GO here for some more detail on this subjet in anther thread.

http://www.dbstalk.com/showthread.php?t=19795&highlight=pvr+hard+drive


----------



## Jacob S

Is there a company that does these upgrades for consumers for a charge other than the 7100/7200 PVR's?


----------



## JohnMI

tmagrino said:


> Does anyone know if hard drive in the PVR 501 can be replaced by the user?


Yes, it can -- but it isn't a trivial matter.



> I want to replace the noisy 40 Gig hard drive with a newer, and quieter, Maxtor 120 Gig drive.


This would be difficult and, depending on what you have, possibly not possible at all. You could go to an 80GB (DVR508), but might not be able to go to a 120GB (DVR510).



> If I format the new drive with my PC, will the 501 reciever be able to use it?


You basically erase the drive completely and then get the DVR501 to "marry" itself to the drive. No, you can't just format it in your PC and put it in and have it work.

You may want to visit the "dishmod" group on Yahoo Groups for more information on changing your hard drive. But, again, it isn't trivial -- and might not be worth the hassle for you.

- John...


----------



## JohnMI

Jacob S said:


> Is there a company that does these upgrades for consumers for a charge other than the 7100/7200 PVR's?


Not that I know of. I haven't heard of any or seen one ever mentioned on dishmod.

- John...


----------



## tmagrino

Thanks for all the good information. I am not interested in hacking into the system to make the hard drive work, I was just looking for an easy way to fix a noisy hard drive. I guess I will just have to put up with the noisy drive. I complained to Dish several times and they will not do anything about it. They suggested I put the receiver in another room where I can't hear it and use the UHF remote to control it from the room where the TV is.



jgoggan said:


> Yes, it can -- but it isn't a trivial matter.
> 
> This would be difficult and, depending on what you have, possibly not possible at all. You could go to an 80GB (DVR508), but might not be able to go to a 120GB (DVR510).
> 
> You basically erase the drive completely and then get the DVR501 to "marry" itself to the drive. No, you can't just format it in your PC and put it in and have it work.
> 
> You may want to visit the "dishmod" group on Yahoo Groups for more information on changing your hard drive. But, again, it isn't trivial -- and might not be worth the hassle for you.
> 
> - John...


----------



## JohnMI

tmagrino said:


> Thanks for all the good information. I am not interested in hacking into the system to make the hard drive work, I was just looking for an easy way to fix a noisy hard drive. I guess I will just have to put up with the noisy drive.

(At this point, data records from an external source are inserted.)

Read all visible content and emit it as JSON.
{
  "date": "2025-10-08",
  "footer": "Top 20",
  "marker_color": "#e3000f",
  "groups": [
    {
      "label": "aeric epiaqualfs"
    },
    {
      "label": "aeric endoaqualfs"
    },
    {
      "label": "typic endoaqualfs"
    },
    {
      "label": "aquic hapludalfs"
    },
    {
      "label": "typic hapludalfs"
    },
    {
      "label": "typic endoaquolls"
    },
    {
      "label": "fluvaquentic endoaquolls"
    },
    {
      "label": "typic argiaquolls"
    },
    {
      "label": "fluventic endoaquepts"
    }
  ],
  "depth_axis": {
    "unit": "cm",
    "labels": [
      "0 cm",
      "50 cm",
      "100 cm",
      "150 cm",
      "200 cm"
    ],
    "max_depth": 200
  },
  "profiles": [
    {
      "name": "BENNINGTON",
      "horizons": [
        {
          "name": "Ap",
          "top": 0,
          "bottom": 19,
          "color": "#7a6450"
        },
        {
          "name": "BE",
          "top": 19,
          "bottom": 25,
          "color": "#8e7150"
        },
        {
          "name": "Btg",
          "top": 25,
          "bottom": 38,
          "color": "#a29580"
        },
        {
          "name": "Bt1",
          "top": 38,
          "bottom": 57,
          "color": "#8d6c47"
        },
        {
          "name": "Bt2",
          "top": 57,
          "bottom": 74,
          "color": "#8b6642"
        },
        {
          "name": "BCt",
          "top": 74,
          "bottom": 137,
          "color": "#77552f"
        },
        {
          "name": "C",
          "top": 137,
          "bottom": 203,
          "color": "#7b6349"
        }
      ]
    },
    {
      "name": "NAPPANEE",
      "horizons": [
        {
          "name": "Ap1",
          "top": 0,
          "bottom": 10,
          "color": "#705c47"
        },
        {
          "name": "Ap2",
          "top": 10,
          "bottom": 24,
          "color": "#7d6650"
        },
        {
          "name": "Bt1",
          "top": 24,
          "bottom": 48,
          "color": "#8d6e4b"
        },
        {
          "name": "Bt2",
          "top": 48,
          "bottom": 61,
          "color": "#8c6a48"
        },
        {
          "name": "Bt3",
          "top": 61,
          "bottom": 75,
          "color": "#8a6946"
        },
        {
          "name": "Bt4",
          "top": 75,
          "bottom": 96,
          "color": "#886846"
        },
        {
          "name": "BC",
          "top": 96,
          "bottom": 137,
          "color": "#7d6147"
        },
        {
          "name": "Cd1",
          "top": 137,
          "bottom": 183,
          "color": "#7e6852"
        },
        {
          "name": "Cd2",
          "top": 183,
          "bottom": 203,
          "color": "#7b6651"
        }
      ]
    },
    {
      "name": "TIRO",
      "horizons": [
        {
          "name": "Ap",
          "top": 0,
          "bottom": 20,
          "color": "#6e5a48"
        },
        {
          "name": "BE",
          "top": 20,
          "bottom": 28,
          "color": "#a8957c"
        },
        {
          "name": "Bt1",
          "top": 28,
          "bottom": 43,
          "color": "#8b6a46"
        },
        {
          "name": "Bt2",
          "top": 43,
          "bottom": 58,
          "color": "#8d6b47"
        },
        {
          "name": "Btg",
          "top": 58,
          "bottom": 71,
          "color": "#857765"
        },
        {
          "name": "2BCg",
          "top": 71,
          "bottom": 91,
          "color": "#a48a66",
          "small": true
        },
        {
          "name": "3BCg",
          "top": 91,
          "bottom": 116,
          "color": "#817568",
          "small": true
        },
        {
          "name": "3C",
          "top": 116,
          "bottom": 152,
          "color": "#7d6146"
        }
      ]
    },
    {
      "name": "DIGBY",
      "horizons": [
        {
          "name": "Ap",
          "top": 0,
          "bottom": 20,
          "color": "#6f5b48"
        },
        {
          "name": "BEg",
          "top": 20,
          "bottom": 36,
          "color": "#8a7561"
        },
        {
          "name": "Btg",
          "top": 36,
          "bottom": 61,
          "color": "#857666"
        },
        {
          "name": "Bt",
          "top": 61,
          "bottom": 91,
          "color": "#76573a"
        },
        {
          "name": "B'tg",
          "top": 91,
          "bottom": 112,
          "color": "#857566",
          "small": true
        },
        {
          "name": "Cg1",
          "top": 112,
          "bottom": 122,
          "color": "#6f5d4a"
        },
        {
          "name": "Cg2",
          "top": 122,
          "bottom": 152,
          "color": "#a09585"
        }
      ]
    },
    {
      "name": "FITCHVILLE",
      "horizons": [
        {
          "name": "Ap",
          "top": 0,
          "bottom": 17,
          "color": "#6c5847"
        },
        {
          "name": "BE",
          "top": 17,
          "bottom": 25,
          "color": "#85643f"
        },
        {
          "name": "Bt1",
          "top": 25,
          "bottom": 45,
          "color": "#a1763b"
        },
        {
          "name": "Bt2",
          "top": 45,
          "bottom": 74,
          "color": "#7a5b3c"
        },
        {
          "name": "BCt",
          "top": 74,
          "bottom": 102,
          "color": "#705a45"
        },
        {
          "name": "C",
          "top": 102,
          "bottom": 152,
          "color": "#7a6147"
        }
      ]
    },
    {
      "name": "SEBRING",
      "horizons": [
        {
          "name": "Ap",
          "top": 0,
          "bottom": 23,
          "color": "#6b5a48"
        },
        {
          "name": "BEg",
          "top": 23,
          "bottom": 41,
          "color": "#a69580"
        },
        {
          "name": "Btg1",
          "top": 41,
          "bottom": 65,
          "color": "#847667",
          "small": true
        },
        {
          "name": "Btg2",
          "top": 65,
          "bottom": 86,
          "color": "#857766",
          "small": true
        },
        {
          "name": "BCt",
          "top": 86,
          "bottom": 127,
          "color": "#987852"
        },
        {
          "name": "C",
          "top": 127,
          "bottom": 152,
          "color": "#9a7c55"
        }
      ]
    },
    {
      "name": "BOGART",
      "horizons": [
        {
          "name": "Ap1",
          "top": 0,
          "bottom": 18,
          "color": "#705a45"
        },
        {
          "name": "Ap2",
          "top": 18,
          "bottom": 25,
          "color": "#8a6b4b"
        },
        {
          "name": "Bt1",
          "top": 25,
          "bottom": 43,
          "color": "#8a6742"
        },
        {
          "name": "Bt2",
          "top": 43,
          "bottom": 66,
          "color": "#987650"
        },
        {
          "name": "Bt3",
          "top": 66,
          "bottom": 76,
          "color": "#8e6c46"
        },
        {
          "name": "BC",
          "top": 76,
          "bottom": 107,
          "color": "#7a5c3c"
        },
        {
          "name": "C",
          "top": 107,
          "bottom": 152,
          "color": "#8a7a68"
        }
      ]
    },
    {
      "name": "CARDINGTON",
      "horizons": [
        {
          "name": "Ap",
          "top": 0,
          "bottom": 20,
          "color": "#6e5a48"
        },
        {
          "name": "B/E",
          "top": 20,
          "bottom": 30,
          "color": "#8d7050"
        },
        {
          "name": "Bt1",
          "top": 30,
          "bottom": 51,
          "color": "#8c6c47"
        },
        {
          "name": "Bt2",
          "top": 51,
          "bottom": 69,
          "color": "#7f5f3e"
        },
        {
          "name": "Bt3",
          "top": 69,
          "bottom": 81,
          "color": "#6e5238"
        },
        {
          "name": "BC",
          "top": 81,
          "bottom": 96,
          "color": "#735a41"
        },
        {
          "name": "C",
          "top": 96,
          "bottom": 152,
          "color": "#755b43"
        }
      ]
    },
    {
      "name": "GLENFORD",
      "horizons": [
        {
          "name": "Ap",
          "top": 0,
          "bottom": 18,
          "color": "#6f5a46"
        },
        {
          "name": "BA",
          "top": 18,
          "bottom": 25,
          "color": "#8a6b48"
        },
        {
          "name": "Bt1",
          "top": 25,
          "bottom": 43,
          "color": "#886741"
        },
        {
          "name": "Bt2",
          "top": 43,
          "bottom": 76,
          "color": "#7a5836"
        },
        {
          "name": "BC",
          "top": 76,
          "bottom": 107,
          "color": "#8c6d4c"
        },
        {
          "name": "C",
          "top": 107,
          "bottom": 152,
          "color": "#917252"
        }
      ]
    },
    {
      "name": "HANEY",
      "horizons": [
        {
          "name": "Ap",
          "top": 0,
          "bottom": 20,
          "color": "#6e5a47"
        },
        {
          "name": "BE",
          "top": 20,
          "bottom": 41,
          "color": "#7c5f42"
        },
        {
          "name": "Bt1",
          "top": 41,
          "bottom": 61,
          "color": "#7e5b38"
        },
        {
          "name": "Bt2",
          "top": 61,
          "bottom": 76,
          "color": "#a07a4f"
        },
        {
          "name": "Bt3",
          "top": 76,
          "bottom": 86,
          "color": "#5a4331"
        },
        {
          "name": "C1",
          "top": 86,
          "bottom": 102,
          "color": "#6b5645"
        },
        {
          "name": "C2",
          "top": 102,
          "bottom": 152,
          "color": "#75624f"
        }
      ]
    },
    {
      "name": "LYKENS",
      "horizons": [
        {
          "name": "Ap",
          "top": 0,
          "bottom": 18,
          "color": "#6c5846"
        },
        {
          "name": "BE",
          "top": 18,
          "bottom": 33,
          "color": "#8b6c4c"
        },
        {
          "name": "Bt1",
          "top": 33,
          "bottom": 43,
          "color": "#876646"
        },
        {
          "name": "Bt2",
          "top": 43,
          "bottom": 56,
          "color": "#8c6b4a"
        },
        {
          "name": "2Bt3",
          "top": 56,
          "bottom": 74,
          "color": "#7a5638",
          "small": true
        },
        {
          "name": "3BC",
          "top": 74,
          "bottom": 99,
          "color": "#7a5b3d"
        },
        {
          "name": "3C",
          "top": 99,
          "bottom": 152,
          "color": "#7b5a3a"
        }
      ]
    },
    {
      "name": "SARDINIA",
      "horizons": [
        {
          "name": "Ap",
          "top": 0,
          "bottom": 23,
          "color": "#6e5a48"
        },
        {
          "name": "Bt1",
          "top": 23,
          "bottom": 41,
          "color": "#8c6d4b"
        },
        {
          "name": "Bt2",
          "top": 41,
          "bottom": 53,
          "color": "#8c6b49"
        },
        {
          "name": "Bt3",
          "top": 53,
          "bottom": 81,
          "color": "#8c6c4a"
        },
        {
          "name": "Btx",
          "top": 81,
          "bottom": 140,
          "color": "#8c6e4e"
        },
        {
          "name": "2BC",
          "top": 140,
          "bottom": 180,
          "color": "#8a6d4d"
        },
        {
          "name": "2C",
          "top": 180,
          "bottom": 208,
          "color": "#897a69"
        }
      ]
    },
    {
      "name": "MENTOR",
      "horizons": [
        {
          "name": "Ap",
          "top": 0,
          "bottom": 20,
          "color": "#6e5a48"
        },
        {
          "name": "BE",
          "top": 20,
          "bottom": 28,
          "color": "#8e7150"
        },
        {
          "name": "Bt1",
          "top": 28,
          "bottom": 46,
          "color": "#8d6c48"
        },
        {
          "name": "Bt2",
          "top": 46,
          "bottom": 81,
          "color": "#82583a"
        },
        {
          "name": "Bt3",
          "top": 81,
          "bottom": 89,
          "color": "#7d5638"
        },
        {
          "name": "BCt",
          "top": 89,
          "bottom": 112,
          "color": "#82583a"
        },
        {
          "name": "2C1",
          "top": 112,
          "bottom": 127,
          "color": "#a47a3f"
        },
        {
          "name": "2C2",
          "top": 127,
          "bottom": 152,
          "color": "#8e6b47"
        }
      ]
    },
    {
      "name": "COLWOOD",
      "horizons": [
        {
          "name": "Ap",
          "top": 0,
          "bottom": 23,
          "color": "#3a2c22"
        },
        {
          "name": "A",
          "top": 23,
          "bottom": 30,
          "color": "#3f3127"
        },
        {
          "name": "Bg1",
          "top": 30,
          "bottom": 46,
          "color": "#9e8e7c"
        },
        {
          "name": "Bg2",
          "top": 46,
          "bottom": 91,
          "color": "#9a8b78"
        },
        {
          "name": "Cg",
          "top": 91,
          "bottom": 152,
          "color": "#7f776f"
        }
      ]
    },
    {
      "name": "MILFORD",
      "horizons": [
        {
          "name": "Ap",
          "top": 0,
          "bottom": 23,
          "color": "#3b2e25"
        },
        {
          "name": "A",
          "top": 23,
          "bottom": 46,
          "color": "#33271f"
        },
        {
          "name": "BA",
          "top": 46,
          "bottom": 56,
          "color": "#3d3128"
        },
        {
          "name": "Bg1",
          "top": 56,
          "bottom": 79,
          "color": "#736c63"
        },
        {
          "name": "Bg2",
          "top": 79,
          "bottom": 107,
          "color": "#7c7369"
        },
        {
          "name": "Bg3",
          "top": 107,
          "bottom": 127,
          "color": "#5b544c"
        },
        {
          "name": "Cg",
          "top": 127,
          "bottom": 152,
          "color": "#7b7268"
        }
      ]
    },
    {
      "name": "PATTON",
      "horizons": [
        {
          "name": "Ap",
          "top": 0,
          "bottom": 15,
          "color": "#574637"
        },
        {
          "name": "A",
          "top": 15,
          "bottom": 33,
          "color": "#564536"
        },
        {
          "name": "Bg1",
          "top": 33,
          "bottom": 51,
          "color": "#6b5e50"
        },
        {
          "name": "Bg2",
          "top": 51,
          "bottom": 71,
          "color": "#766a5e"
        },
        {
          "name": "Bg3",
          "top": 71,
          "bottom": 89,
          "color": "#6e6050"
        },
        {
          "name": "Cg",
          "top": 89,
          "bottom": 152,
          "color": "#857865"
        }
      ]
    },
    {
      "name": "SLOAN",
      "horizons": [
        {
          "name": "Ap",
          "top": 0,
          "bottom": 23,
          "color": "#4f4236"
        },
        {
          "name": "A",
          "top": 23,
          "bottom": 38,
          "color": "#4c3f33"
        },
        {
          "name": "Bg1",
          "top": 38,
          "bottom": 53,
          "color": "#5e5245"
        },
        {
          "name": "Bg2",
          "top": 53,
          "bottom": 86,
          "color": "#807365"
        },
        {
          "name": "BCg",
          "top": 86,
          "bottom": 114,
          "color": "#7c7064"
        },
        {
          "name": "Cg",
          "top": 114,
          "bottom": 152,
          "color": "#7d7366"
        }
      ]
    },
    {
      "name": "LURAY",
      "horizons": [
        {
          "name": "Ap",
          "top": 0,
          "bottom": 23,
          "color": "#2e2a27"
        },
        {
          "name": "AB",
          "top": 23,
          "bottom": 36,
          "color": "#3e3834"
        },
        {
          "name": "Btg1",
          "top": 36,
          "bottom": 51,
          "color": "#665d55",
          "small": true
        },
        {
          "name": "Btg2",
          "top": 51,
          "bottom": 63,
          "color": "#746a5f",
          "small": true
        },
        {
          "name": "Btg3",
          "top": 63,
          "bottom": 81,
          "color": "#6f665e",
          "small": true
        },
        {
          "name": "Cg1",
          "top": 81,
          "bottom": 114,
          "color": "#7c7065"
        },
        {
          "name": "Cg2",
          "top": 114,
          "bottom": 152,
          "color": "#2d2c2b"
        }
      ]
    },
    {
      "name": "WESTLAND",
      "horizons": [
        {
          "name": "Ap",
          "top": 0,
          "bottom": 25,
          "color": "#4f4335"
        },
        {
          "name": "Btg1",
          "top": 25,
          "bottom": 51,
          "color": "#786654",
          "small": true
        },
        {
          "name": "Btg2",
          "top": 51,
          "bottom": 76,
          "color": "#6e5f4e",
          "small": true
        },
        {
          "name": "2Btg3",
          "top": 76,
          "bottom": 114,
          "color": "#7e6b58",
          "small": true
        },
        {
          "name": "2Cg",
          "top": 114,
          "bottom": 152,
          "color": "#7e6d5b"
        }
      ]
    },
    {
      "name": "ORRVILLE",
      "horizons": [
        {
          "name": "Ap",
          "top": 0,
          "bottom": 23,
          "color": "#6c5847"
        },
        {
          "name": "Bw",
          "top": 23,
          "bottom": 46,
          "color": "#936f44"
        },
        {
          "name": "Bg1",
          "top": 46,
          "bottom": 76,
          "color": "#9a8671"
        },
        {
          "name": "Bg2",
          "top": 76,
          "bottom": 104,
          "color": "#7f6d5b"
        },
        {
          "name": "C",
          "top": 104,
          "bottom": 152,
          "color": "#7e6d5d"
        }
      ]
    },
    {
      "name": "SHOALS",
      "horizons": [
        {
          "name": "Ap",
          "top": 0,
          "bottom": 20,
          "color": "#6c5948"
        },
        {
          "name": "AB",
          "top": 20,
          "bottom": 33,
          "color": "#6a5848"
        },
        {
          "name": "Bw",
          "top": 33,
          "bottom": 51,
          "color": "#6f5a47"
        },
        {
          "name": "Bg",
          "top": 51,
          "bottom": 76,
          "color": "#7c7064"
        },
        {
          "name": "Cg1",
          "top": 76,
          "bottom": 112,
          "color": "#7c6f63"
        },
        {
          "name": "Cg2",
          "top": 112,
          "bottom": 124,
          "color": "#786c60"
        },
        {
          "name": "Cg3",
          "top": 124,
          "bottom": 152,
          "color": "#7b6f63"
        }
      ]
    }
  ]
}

Well, if you just wanted to replace the drive with an exact duplicate (meaning down to the model number), then this isn't quite as difficult a task and could be done without any extra hardware really -- just a bit of skill.



> I complained to Dish several times and they will not do anything about it. They suggested I put the receiver in another room where I can't hear it and use the UHF remote to control it from the room where the TV is.


Yes, my FOURTH 501 (first one died after a year, second one didn't work out of the box, third one worked for 2 days and then gave HD error) works, but is quite loud. I'm just waiting for it finally die so that I can get it replaced also. Dish's practice of replacing warrantied drives with junk refurbished ones is really a problem.

I'm also tired of Dish blaming UPS for the drives dying so quickly. The CSRs that I have spoken with constantly talk about how all the refurbished units are fine when they leave, but then UPS treats them badly and that is why the drives are dying. Well, that's a bunch of garbage. heh.

In any case, all you can do is have a warranty and hope for death of your PVR... Unless you decide to go for it and try the drive swap. Provided that you can find the exact drive, of course -- and that, if you do, it is more quiet. 

- John...


----------



## Jacob S

Couldn't one go in and change the model number that is shown on the hard drive to make it look like one that would work?


----------



## JohnMI

Jacob S said:


> Couldn't one go in and change the model number that is shown on the hard drive to make it look like one that would work?


Change the model number in the HD firmware itself? Yes, if you had the right tools and the right drive -- but, so far, that has not been available.

Change the model number in the Dish firmware? In the past, yes -- but they are now doing a more advanced checksum from within the firmware itself to make sure that people are not doing this.

So, unless you want to run P169 for the rest of your life, using a drive not listed in the actual, current firmware is pretty much a bad idea.

- John...


----------